The British passport that Ayelet Balaban received in June 2021, with her place of birth listed as Occupied Palestinian Territories instead of Jerusalem (courtesy)
The British passport that Ayelet Balaban received in June 2021, with her place of birth listed as Occupied Palestinian Territories instead of Jerusalem (courtesy)

A Jerusalem-born Israeli woman with British citizenship said Wednesday she was shocked to discover that her new UK passport lists her birthplace as the “Occupied Palestinian Territories.”

The British Home Office later apologized, describing the listing as an “error” and saying it was urgently investigating the matter.

Ayelet Balaban, whose father is British, was born at Hadassah Mount Scopus Hospital in Jerusalem.

The medical center sits within the territory that formed an Israeli exclave between the 1948 War of Independence and the 1967 Six Day War, at which time Israeli forces captured the surrounding area from Jordan. The Mount Scopus site, which the hospital shares with Hebrew University, was never part of Jordanian-controlled East Jerusalem.

Balaban applied for her new passport online and says she sent the old one by mail to the UK on May 23, two days after the end of the 11-day conflict between Hamas and Israel known as Operation Guardian of the Walls.

She said she received her new documentation back on Monday night.

“I was shocked to see that my place of birth was changed from Jerusalem to Occupied Palestinian Territories,” she told The Times of Israel.

Ayelet Balaban (courtesy)

Balaban initially thought that she had made a mistake in filling out the online form, or perhaps that the fact that she now lives in the relatively new Ganei Tal village, founded by settlers who left the Katif bloc in Gaza during Israel’s 2005 withdrawal from the Strip, had accounted for the change.

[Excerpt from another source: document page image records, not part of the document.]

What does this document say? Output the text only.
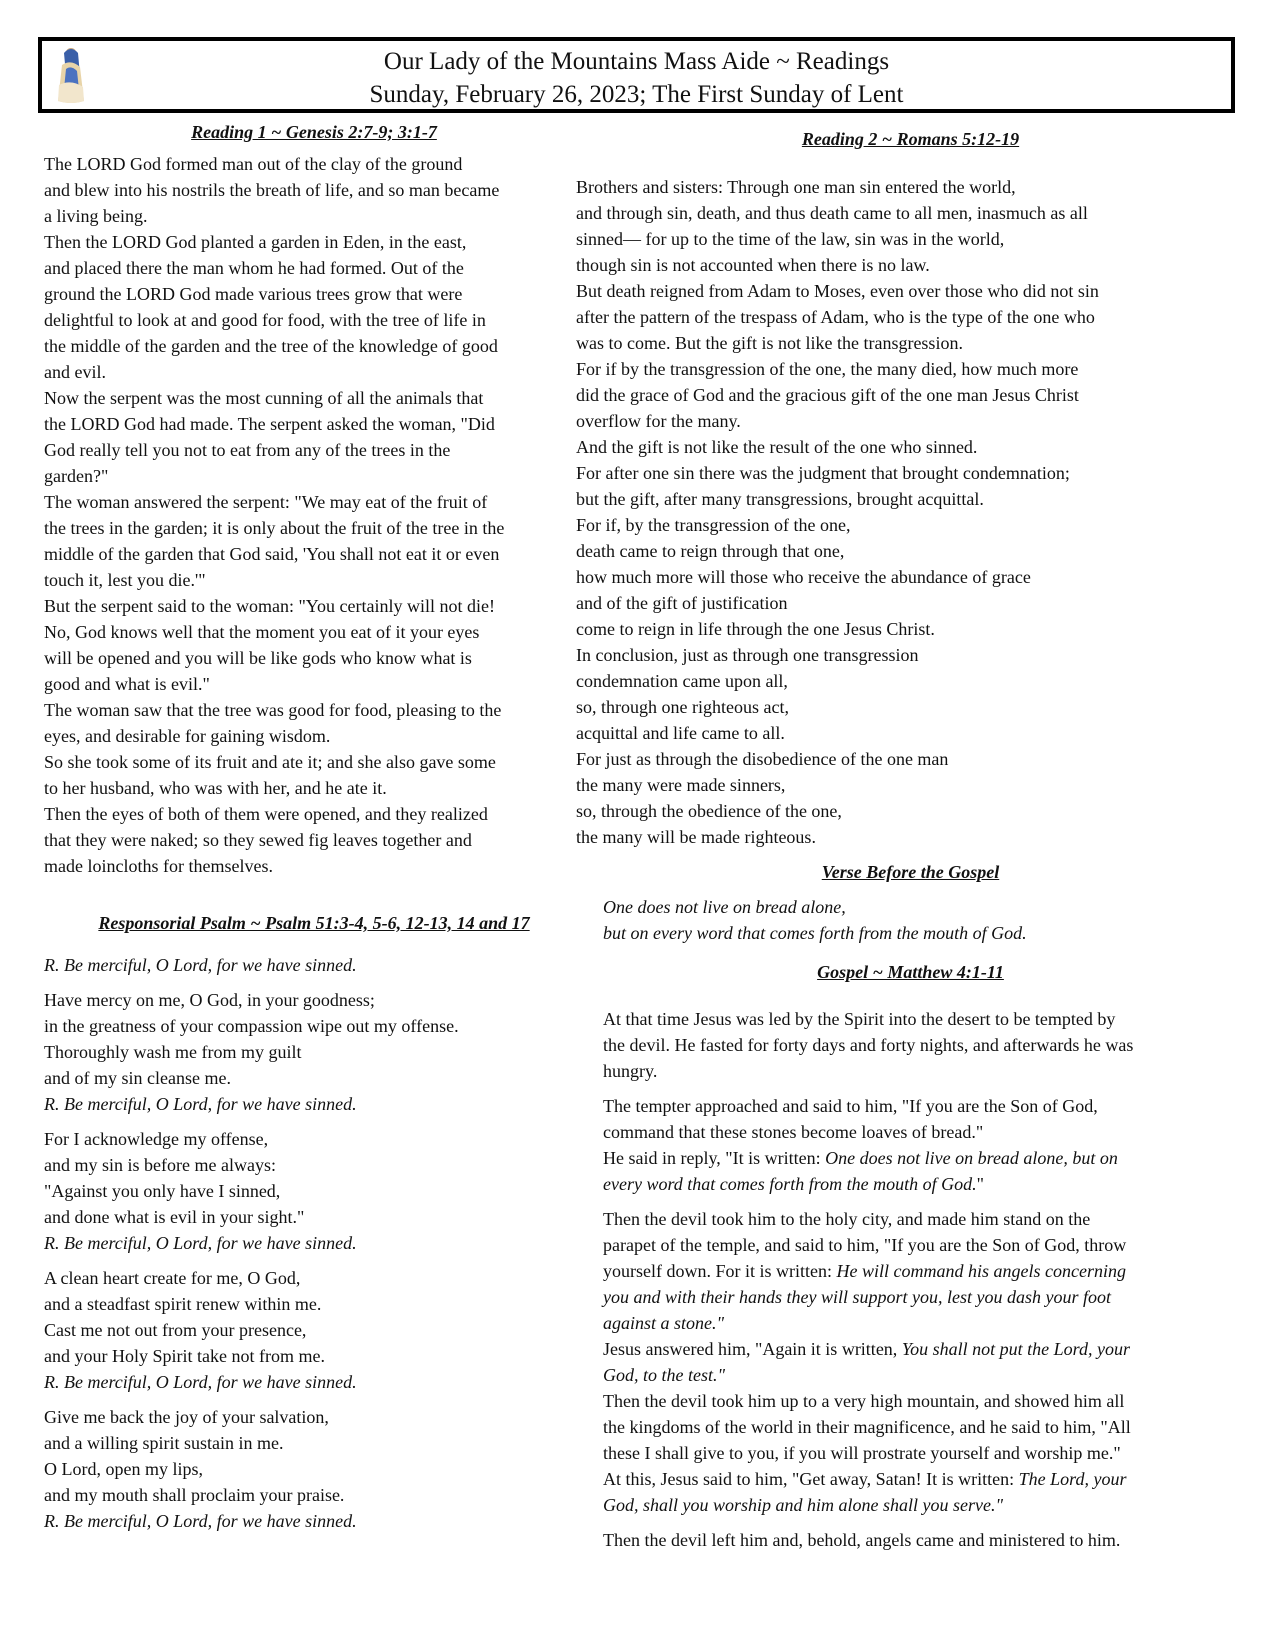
Our Lady of the Mountains Mass Aide ~ Readings
Sunday, February 26, 2023; The First Sunday of Lent
Reading 1 ~ Genesis 2:7-9; 3:1-7
The LORD God formed man out of the clay of the ground
and blew into his nostrils the breath of life, and so man became
a living being.
Then the LORD God planted a garden in Eden, in the east,
and placed there the man whom he had formed. Out of the
ground the LORD God made various trees grow that were
delightful to look at and good for food, with the tree of life in
the middle of the garden and the tree of the knowledge of good
and evil.
Now the serpent was the most cunning of all the animals that
the LORD God had made. The serpent asked the woman, "Did
God really tell you not to eat from any of the trees in the
garden?"
The woman answered the serpent: "We may eat of the fruit of
the trees in the garden; it is only about the fruit of the tree in the
middle of the garden that God said, 'You shall not eat it or even
touch it, lest you die.'"
But the serpent said to the woman: "You certainly will not die!
No, God knows well that the moment you eat of it your eyes
will be opened and you will be like gods who know what is
good and what is evil."
The woman saw that the tree was good for food, pleasing to the
eyes, and desirable for gaining wisdom.
So she took some of its fruit and ate it; and she also gave some
to her husband, who was with her, and he ate it.
Then the eyes of both of them were opened, and they realized
that they were naked; so they sewed fig leaves together and
made loincloths for themselves.
Responsorial Psalm ~ Psalm 51:3-4, 5-6, 12-13, 14 and 17

R. Be merciful, O Lord, for we have sinned.

Have mercy on me, O God, in your goodness;
in the greatness of your compassion wipe out my offense.
Thoroughly wash me from my guilt
and of my sin cleanse me.
R. Be merciful, O Lord, for we have sinned.
For I acknowledge my offense,
and my sin is before me always:
"Against you only have I sinned,
and done what is evil in your sight."
R. Be merciful, O Lord, for we have sinned.
A clean heart create for me, O God,
and a steadfast spirit renew within me.
Cast me not out from your presence,
and your Holy Spirit take not from me.
R. Be merciful, O Lord, for we have sinned.
Give me back the joy of your salvation,
and a willing spirit sustain in me.
O Lord, open my lips,
and my mouth shall proclaim your praise.
R. Be merciful, O Lord, for we have sinned.
Reading 2 ~ Romans 5:12-19
Brothers and sisters: Through one man sin entered the world,
and through sin, death, and thus death came to all men, inasmuch as all
sinned— for up to the time of the law, sin was in the world,
though sin is not accounted when there is no law.
But death reigned from Adam to Moses, even over those who did not sin
after the pattern of the trespass of Adam, who is the type of the one who
was to come. But the gift is not like the transgression.
For if by the transgression of the one, the many died, how much more
did the grace of God and the gracious gift of the one man Jesus Christ
overflow for the many.
And the gift is not like the result of the one who sinned.
For after one sin there was the judgment that brought condemnation;
but the gift, after many transgressions, brought acquittal.
For if, by the transgression of the one,
death came to reign through that one,
how much more will those who receive the abundance of grace
and of the gift of justification
come to reign in life through the one Jesus Christ.
In conclusion, just as through one transgression
condemnation came upon all,
so, through one righteous act,
acquittal and life came to all.
For just as through the disobedience of the one man
the many were made sinners,
so, through the obedience of the one,
the many will be made righteous.
Verse Before the Gospel
One does not live on bread alone,
but on every word that comes forth from the mouth of God.
Gospel ~ Matthew 4:1-11
At that time Jesus was led by the Spirit into the desert to be tempted by
the devil. He fasted for forty days and forty nights, and afterwards he was
hungry.
The tempter approached and said to him, "If you are the Son of God,
command that these stones become loaves of bread."
He said in reply, "It is written: One does not live on bread alone, but on
every word that comes forth from the mouth of God."
Then the devil took him to the holy city, and made him stand on the
parapet of the temple, and said to him, "If you are the Son of God, throw
yourself down. For it is written: He will command his angels concerning
you and with their hands they will support you, lest you dash your foot
against a stone."
Jesus answered him, "Again it is written, You shall not put the Lord, your
God, to the test."
Then the devil took him up to a very high mountain, and showed him all
the kingdoms of the world in their magnificence, and he said to him, "All
these I shall give to you, if you will prostrate yourself and worship me."
At this, Jesus said to him, "Get away, Satan! It is written: The Lord, your
God, shall you worship and him alone shall you serve."
Then the devil left him and, behold, angels came and ministered to him.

“I never lived there [before 2005], but I thought that maybe they got mixed up. But the place where I live doesn’t even appear on my passport,” Balaban said.

The location on the passport is the result of an error, and is not an indication of any new British government policy, The Times of Israel has learned.

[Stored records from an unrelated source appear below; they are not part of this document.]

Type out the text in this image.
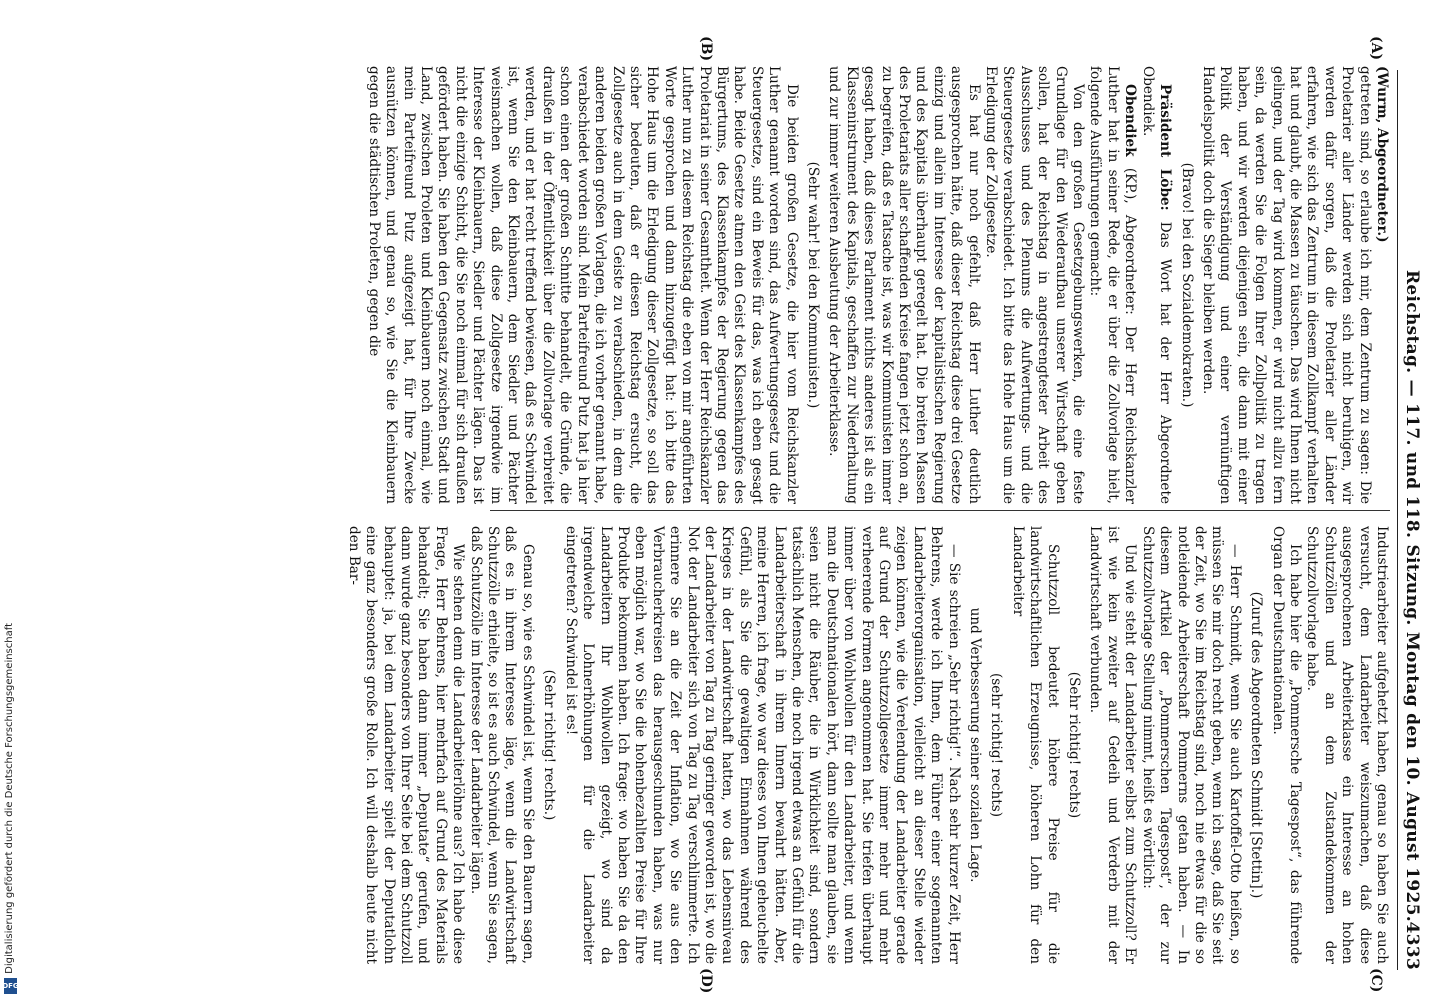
Reichstag. — 117. und 118. Sitzung. Montag den 10. August 1925.
4333
(A)
(B)
(C)
(D)

(Wurm, Abgeordneter.)

getreten sind, so erlaube ich mir, dem Zentrum zu sagen: Die Proletarier aller Länder werden sich nicht beruhigen, wir werden dafür sorgen, daß die Proletarier aller Länder erfahren, wie sich das Zentrum in diesem Zollkampf verhalten hat und glaubt, die Massen zu täuschen. Das wird Ihnen nicht gelingen, und der Tag wird kommen, er wird nicht allzu fern sein, da werden Sie die Folgen Ihrer Zollpolitik zu tragen haben, und wir werden diejenigen sein, die dann mit einer Politik der Verständigung und einer vernünftigen Handelspolitik doch die Sieger bleiben werden.

(Bravo! bei den Sozialdemokraten.)

Präsident Löbe: Das Wort hat der Herr Abgeordnete Obendiek.

Obendiek (KP.), Abgeordneter: Der Herr Reichskanzler Luther hat in seiner Rede, die er über die Zollvorlage hielt, folgende Ausführungen gemacht:

Von den großen Gesetzgebungswerken, die eine feste Grundlage für den Wiederaufbau unserer Wirtschaft geben sollen, hat der Reichstag in angestrengtester Arbeit des Ausschusses und des Plenums die Aufwertungs- und die Steuergesetze verabschiedet. Ich bitte das Hohe Haus um die Erledigung der Zollgesetze.

Es hat nur noch gefehlt, daß Herr Luther deutlich ausgesprochen hätte, daß dieser Reichstag diese drei Gesetze einzig und allein im Interesse der kapitalistischen Regierung und des Kapitals überhaupt geregelt hat. Die breiten Massen des Proletariats aller schaffenden Kreise fangen jetzt schon an, zu begreifen, daß es Tatsache ist, was wir Kommunisten immer gesagt haben, daß dieses Parlament nichts anderes ist als ein Klasseninstrument des Kapitals, geschaffen zur Niederhaltung und zur immer weiteren Ausbeutung der Arbeiterklasse.

(Sehr wahr! bei den Kommunisten.)

Die beiden großen Gesetze, die hier vom Reichskanzler Luther genannt worden sind, das Aufwertungsgesetz und die Steuergesetze, sind ein Beweis für das, was ich eben gesagt habe. Beide Gesetze atmen den Geist des Klassenkampfes des Bürgertums, des Klassenkampfes der Regierung gegen das Proletariat in seiner Gesamtheit. Wenn der Herr Reichskanzler Luther nun zu diesem Reichstag die eben von mir angeführten Worte gesprochen und dann hinzugefügt hat: ich bitte das Hohe Haus um die Erledigung dieser Zollgesetze, so soll das sicher bedeuten, daß er diesen Reichstag ersucht, die Zollgesetze auch in dem Geiste zu verabschieden, in dem die anderen beiden großen Vorlagen, die ich vorher genannt habe, verabschiedet worden sind. Mein Parteifreund Putz hat ja hier schon einen der großen Schnitte behandelt, die Gründe, die draußen in der Öffentlichkeit über die Zollvorlage verbreitet werden, und er hat recht treffend bewiesen, daß es Schwindel ist, wenn Sie den Kleinbauern, dem Siedler und Pächter weismachen wollen, daß diese Zollgesetze irgendwie im Interesse der Kleinbauern, Siedler und Pächter lägen. Das ist nicht die einzige Schicht, die Sie noch einmal für sich draußen gefördert haben. Sie haben den Gegensatz zwischen Stadt und Land, zwischen Proleten und Kleinbauern noch einmal, wie mein Parteifreund Putz aufgezeigt hat, für Ihre Zwecke ausnützen können, und genau so, wie Sie die Kleinbauern gegen die städtischen Proleten, gegen die

Industriearbeiter aufgehetzt haben, genau so haben Sie auch versucht, dem Landarbeiter weiszumachen, daß diese ausgesprochenen Arbeiterklasse ein Interesse an hohen Schutzzöllen und an dem Zustandekommen der Schutzzollvorlage habe.

Ich habe hier die „Pommersche Tagespost“, das führende Organ der Deutschnationalen.

(Zuruf des Abgeordneten Schmidt [Stettin].)

— Herr Schmidt, wenn Sie auch Kartoffel-Otto heißen, so müssen Sie mir doch recht geben, wenn ich sage, daß Sie seit der Zeit, wo Sie im Reichstag sind, noch nie etwas für die so notleidende Arbeiterschaft Pommerns getan haben. — In diesem Artikel der „Pommerschen Tagespost“, der zur Schutzzollvorlage Stellung nimmt, heißt es wörtlich:

Und wie steht der Landarbeiter selbst zum Schutzzoll? Er ist wie kein zweiter auf Gedeih und Verderb mit der Landwirtschaft verbunden.

(Sehr richtig! rechts)

Schutzzoll bedeutet höhere Preise für die landwirtschaftlichen Erzeugnisse, höheren Lohn für den Landarbeiter

(sehr richtig! rechts)

und Verbesserung seiner sozialen Lage.

— Sie schreien „Sehr richtig!“. Nach sehr kurzer Zeit, Herr Behrens, werde ich Ihnen, dem Führer einer sogenannten Landarbeiterorganisation, vielleicht an dieser Stelle wieder zeigen können, wie die Verelendung der Landarbeiter gerade auf Grund der Schutzzollgesetze immer mehr und mehr verheerende Formen angenommen hat. Sie triefen überhaupt immer über von Wohlwollen für den Landarbeiter, und wenn man die Deutschnationalen hört, dann sollte man glauben, sie seien nicht die Räuber, die in Wirklichkeit sind, sondern tatsächlich Menschen, die noch irgend etwas an Gefühl für die Landarbeiterschaft in ihrem Innern bewahrt hätten. Aber, meine Herren, ich frage, wo war dieses von Ihnen geheuchelte Gefühl, als Sie die gewaltigen Einnahmen während des Krieges in der Landwirtschaft hatten, wo das Lebensniveau der Landarbeiter von Tag zu Tag geringer geworden ist, wo die Not der Landarbeiter sich von Tag zu Tag verschlimmerte. Ich erinnere Sie an die Zeit der Inflation, wo Sie aus den Verbraucherkreisen das herausgeschunden haben, was nur eben möglich war, wo Sie die hohenbezahlten Preise für Ihre Produkte bekommen haben. Ich frage: wo haben Sie da den Landarbeitern Ihr Wohlwollen gezeigt, wo sind da irgendwelche Lohnerhöhungen für die Landarbeiter eingetreten? Schwindel ist es!

(Sehr richtig! rechts.)

Genau so, wie es Schwindel ist, wenn Sie den Bauern sagen, daß es in ihrem Interesse läge, wenn die Landwirtschaft Schutzzölle erhielte, so ist es auch Schwindel, wenn Sie sagen, daß Schutzzölle im Interesse der Landarbeiter lägen.

Wie stehen denn die Landarbeiterlöhne aus? Ich habe diese Frage, Herr Behrens, hier mehrfach auf Grund des Materials behandelt; Sie haben dann immer „Deputate“ gerufen, und dann wurde ganz besonders von Ihrer Seite bei dem Schutzzoll behauptet: ja, bei dem Landarbeiter spielt der Deputatlohn eine ganz besonders große Rolle. Ich will deshalb heute nicht den Bar-

Digitalisierung gefördert durch die Deutsche Forschungsgemeinschaft
DFG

A British Home Office spokesperson said: “We apologize for this error and are urgently investigating how this has occurred. We will contact Ms Balaban about the issuing of a new passport showing the correct place of birth.”

Balaban and her husband Avi run a plant and flower nursery in Ashkelon. The nursery, which was hit by Hamas fire, was closed during the Gaza conflict in May.

“Living in the south, and working near the Gaza border, we had just [been through] the [military] operation and I was just completely shocked,” Balaban said. “After everything we’ve been through, how do you do this to my personal passport?”

“It really was a hard feeling, because we closed for 11 days,” she said. “We had rockets that fell in our greenhouses, so we couldn’t even go there.”

“We’ve just been trying to lick our wounds and it has been really shocking for me,” she said.

Ayelet Balaban’s previous passport, which lists her birthplace as ‘Jerusalem’ (courtesy)

Balaban said that her brother, who renewed his British passport two years ago, was still listed as being born in “Jerusalem,” which had led her to believe that this could be a new policy.

The listed place of birth for those born in Jerusalem was a contentious issue also for dual-US citizens, some of whom waged a long legal battle in order to have “Jerusalem, Israel” listed on their US passports instead of just Jerusalem.

An illustrative picture of Hadassah Hospital Mount Scopus in Jerusalem on March 15, 2017. (Yonatan Sindel/Flash90)

In 2015, the US Supreme Court struck down a disputed 2002 law that would have allowed Americans born in Jerusalem to list their birthplace as Israel on their US passports. The court ruled 6-3 that Congress overstepped its bounds when it approved the law, which would have forced the State Department to alter its longstanding policy of not listing Israel as the birthplace for Jerusalem-born Americans.

But last year, then-US secretary of state Mike Pompeo announced a change in the longstanding State Department policy, allowing Jerusalem-born US citizens to decide if they want “Jerusalem, Israel” on their passports.

Amy Spiro and the Associated Press contributed to this report.